Fiorina L. : « Je me sens encore plus gilet jaune ! Je ne peux pas imaginer que toutes ces personnes soient blessées pour rien… »
Fiorina L., 20 ans, a perdu un œil dans une manifestation des gilets jaunes, le 8 décembre dernier, après avoir reçu une grenade lacrymogène lancée par un policier.
Elle raconte et analyse les faits au micro de Boulevard Voltaire.
Comment allez-vous, aujourd’hui ?
Ça va de mieux en mieux. La fatigue est encore là, mais je me remets tout doucement.
Pouvez-vous rappeler au lecteur de Boulevard Voltaire les circonstances de votre blessure ?
Nous étions en haut des Champs-Élysées, aux alentours de 14 h. C’était assez calme jusqu’au moment où les casseurs ont commencé à vandaliser une boutique de l’autre côté de l’avenue. Les policiers ont alors commencé à charger afin de laisser passer les pompiers pour éteindre le feu qui avait été déclenché par les casseurs.
Nous étions une centaine de gilets jaunes à la gauche des policiers. C’était très calme de notre côté. Ils ont commencé à lancer des gaz lacrymogènes. Je n’ai plus trop de souvenirs, mais je me suis pris un tir tendu de grenade lacrymogène dans l’œil gauche. À ce moment-là, je me suis complètement écroulée.
Dans quel état d’esprit êtes-vous, aujourd’hui ?
Je ne suis pas en colère contre les policiers, mais un peu contre le policier qui a tiré volontairement.

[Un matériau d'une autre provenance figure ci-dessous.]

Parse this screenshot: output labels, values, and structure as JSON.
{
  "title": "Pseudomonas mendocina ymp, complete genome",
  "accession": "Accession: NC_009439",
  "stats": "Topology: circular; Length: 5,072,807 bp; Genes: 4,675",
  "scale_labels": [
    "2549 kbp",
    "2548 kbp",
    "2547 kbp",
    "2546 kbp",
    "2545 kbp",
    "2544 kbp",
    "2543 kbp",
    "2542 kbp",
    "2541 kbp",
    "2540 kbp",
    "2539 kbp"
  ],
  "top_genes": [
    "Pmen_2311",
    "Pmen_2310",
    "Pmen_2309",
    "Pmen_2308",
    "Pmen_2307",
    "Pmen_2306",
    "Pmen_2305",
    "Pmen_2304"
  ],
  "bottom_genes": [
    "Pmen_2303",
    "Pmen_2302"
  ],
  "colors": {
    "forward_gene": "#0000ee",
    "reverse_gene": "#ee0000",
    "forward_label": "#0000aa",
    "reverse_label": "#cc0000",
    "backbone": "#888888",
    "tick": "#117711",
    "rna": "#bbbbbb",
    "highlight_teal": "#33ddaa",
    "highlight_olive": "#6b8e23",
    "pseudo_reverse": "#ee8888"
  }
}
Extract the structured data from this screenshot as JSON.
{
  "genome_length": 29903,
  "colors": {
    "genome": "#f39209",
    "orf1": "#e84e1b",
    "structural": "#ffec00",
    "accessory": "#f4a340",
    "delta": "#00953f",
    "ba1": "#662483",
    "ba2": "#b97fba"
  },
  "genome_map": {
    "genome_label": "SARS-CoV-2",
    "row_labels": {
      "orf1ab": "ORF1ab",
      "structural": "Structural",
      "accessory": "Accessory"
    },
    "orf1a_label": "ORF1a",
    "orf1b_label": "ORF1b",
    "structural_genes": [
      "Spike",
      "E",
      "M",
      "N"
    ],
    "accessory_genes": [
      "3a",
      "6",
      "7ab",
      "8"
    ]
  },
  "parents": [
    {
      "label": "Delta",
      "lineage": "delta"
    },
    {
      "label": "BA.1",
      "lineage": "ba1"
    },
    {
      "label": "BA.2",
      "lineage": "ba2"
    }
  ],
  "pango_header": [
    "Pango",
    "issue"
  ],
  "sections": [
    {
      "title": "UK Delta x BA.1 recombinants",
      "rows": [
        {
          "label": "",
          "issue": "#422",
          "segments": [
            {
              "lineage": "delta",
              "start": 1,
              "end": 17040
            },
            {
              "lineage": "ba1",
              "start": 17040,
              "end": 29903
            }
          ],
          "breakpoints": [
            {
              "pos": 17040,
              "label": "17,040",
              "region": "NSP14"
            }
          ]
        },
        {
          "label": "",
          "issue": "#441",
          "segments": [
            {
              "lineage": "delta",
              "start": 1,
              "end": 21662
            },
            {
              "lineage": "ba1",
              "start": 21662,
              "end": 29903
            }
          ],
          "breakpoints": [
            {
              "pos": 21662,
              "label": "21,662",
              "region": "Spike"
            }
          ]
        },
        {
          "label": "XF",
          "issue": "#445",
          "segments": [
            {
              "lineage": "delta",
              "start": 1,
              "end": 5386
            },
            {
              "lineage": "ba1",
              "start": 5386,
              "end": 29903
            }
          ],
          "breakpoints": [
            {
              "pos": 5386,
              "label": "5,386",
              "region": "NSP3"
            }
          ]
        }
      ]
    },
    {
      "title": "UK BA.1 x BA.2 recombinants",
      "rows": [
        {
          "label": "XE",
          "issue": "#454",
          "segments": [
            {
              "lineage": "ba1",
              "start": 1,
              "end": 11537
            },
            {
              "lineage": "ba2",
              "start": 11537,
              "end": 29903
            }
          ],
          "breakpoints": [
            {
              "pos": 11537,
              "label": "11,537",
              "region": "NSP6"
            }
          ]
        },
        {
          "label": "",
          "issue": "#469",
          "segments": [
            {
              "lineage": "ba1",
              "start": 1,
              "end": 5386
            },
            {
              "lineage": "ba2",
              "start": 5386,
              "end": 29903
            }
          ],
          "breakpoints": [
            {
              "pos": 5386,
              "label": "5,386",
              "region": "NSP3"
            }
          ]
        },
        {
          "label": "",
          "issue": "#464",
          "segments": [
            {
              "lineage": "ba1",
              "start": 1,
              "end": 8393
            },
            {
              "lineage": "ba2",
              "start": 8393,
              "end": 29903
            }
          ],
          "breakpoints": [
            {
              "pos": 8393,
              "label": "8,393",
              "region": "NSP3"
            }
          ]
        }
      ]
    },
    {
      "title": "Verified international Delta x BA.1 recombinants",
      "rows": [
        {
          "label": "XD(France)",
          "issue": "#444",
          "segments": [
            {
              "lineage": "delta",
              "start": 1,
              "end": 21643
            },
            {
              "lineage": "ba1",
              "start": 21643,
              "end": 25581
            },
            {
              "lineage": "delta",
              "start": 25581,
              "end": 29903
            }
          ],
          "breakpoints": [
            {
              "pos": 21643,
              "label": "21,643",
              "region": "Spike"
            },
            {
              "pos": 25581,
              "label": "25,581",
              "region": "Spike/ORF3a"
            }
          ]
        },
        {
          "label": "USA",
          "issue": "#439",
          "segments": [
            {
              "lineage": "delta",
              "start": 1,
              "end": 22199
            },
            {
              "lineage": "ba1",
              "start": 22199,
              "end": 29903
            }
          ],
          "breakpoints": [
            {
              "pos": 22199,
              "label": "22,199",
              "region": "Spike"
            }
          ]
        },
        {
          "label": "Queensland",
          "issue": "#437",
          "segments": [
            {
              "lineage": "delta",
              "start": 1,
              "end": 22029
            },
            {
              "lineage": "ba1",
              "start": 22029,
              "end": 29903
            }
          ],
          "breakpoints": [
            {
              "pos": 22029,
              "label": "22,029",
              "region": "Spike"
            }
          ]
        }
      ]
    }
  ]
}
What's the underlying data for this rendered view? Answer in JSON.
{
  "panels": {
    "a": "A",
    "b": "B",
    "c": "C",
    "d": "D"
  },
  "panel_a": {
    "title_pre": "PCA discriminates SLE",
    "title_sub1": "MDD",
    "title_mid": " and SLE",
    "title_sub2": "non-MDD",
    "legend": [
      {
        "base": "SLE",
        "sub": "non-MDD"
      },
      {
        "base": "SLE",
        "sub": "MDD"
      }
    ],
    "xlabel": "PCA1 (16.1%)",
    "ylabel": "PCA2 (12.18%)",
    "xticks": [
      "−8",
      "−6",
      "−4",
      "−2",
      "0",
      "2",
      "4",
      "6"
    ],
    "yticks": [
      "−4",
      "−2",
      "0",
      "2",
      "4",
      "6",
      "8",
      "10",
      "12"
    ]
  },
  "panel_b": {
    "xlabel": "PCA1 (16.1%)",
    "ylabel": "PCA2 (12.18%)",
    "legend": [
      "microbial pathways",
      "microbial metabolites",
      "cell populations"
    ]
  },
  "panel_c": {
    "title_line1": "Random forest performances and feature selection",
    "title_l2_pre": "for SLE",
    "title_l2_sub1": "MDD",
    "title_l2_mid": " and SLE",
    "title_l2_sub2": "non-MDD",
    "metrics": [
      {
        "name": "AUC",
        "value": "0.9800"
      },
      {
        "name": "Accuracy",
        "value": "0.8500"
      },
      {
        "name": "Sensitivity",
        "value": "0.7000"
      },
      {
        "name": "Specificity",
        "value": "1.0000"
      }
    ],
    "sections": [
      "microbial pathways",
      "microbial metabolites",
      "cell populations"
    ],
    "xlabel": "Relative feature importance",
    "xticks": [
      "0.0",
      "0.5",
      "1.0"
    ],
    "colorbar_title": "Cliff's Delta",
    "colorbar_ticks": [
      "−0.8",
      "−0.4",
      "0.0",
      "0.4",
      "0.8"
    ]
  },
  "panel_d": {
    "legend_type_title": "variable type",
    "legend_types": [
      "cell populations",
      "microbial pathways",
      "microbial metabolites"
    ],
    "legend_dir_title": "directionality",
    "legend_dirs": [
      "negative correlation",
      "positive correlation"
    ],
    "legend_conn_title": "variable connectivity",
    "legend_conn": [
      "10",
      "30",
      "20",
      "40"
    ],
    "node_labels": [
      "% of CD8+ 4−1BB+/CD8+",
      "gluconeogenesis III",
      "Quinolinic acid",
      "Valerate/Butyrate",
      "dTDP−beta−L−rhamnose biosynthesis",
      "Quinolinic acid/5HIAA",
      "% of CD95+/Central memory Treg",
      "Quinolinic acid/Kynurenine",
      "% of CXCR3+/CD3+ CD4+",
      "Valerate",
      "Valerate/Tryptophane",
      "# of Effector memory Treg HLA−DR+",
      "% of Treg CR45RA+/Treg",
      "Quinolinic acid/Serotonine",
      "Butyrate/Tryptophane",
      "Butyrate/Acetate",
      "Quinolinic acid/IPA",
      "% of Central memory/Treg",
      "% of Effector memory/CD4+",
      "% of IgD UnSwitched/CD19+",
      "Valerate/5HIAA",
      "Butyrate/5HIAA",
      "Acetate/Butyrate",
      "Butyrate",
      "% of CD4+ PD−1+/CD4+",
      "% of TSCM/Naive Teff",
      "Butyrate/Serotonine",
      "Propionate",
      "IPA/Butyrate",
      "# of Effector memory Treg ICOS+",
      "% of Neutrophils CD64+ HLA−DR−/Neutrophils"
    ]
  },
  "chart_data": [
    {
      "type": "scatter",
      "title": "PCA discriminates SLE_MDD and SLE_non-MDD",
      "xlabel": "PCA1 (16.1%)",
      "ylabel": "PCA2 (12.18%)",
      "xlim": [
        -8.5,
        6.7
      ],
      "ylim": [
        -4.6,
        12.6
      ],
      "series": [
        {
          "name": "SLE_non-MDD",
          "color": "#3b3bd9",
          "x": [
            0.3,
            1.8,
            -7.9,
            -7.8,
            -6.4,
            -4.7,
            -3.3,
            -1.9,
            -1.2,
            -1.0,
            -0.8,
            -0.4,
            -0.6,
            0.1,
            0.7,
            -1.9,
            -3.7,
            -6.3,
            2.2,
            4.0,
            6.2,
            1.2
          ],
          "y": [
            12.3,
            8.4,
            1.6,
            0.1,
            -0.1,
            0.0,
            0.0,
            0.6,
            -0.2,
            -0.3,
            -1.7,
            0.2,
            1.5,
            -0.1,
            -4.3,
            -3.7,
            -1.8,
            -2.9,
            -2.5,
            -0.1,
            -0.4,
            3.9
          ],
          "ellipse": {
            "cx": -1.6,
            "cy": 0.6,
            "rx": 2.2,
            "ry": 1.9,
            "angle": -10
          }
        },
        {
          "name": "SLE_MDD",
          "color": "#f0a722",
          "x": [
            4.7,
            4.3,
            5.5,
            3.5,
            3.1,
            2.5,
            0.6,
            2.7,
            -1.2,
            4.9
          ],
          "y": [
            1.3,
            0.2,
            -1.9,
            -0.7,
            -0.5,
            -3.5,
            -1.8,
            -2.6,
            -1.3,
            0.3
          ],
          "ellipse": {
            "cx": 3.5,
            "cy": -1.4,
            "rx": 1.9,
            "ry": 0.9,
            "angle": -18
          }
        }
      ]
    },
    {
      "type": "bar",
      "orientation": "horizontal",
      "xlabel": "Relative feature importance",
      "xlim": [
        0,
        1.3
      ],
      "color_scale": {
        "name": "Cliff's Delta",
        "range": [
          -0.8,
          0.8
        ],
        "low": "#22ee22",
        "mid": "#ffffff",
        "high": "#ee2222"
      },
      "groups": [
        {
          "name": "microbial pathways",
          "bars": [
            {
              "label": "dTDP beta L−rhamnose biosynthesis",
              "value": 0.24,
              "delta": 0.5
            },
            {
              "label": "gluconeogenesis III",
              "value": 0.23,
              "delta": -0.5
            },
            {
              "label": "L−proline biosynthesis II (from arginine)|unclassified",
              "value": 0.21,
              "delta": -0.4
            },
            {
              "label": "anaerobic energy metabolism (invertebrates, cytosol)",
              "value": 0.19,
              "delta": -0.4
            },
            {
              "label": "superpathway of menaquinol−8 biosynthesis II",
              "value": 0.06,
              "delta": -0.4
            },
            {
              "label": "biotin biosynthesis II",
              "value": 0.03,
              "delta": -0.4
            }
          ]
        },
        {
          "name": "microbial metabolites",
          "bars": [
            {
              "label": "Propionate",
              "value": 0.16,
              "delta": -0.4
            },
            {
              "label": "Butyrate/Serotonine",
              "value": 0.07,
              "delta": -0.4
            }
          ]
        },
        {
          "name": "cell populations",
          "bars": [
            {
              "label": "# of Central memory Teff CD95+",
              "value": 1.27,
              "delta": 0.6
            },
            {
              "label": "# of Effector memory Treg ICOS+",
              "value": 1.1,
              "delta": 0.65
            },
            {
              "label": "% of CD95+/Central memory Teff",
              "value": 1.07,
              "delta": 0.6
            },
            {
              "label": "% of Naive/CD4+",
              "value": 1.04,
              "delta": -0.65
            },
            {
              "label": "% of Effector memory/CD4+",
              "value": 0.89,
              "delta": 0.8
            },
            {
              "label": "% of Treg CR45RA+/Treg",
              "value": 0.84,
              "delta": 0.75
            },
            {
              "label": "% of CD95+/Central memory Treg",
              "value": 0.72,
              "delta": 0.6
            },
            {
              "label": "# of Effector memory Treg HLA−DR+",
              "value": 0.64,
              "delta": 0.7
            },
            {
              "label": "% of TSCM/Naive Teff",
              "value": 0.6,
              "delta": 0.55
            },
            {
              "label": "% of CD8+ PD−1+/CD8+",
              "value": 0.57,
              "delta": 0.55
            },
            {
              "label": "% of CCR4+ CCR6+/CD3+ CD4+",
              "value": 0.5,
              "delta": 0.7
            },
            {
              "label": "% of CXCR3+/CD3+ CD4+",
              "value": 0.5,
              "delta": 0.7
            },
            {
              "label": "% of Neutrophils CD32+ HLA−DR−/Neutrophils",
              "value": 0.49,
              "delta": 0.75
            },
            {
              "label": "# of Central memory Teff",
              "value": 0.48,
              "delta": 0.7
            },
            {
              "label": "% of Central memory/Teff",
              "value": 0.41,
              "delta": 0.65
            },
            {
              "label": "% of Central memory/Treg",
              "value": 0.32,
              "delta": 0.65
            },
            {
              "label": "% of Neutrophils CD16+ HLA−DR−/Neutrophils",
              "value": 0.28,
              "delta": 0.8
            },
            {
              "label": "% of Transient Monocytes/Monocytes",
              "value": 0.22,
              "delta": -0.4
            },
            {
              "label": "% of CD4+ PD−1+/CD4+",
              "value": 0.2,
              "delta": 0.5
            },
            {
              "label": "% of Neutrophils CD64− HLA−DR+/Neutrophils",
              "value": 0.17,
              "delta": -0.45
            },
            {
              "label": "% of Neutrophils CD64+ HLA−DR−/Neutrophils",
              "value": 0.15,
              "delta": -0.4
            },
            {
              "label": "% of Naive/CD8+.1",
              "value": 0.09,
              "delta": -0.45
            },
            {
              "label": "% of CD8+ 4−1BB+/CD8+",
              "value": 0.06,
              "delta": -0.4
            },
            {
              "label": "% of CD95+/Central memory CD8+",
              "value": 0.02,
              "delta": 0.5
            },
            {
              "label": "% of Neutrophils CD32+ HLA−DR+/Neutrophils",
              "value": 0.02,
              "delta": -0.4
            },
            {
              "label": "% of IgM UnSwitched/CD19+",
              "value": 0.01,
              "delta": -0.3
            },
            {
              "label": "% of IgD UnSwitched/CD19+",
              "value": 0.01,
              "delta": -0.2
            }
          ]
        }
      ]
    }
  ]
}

Ils se sont préparés pendant cinq minutes avant de charger. Ce n’était donc pas un tir décidé au dernier moment, dans l’urgence. J’estime que c’était volontaire et réfléchi.
En revanche, contre la police en général, je ne suis pas en colère. Certes, un policier a peut-être mal fait son travail, mais son geste ne représente pas toute la police.
Une cagnotte a été ouverte en ligne pour couvrir vos soins et vous permettre de continuer votre vie. Comment avez-vous accueilli cette initiative ?
Au début, je n’ai pas trop réalisé. Cette initiative m’a surprise sur le moment. Je remercie vraiment tous les participants. Cela me touche profondément.
Cette cagnotte m’a, pour l’instant, servi à régler les frais engendrés pour me rendre à l’hôpital en taxi et en ambulance. Les frais doivent être avancés avant d’être remboursés.
Je suis vraiment très touchée par ces dons. Je pense faire un don, grâce à cette cagnotte, pour la recherche médicale.
Après ce que vous avez vécu, vous sentez-vous encore gilet jaune ? Le combat continue-t-il encore ?
Je me sens davantage gilet jaune qu’avant. Je suis, aujourd’hui, réellement concernée et indignée de voir tous ces blessés. Il faut continuer la lutte pacifiquement et ne pas baisser les bras. Je ne peux pas imaginer que toutes ces personnes soient blessées pour rien. Il faut vraiment continuer le combat tous ensemble.
Vous avez malheureusement perdu un œil suite à ce tir de grenade lacrymogène.
Aviez-vous conscience, en vous rendant à cette manifestation, que de telles violences pouvaient vous arriver ?
C’était ma toute première manifestation. J’y avais pensé, mais pas à ce point-là. J’ai été étonnée. Je savais que, lors des manifestations, il y avait toujours des dangers, mais je ne pensais pas à ce point-là. Je ne m’attendais pas à perdre un œil, surtout venant de la police. Je partais quand même avec l’idée qu’il pouvait y avoir de la bagarre. J’ai été très surprise par la violence.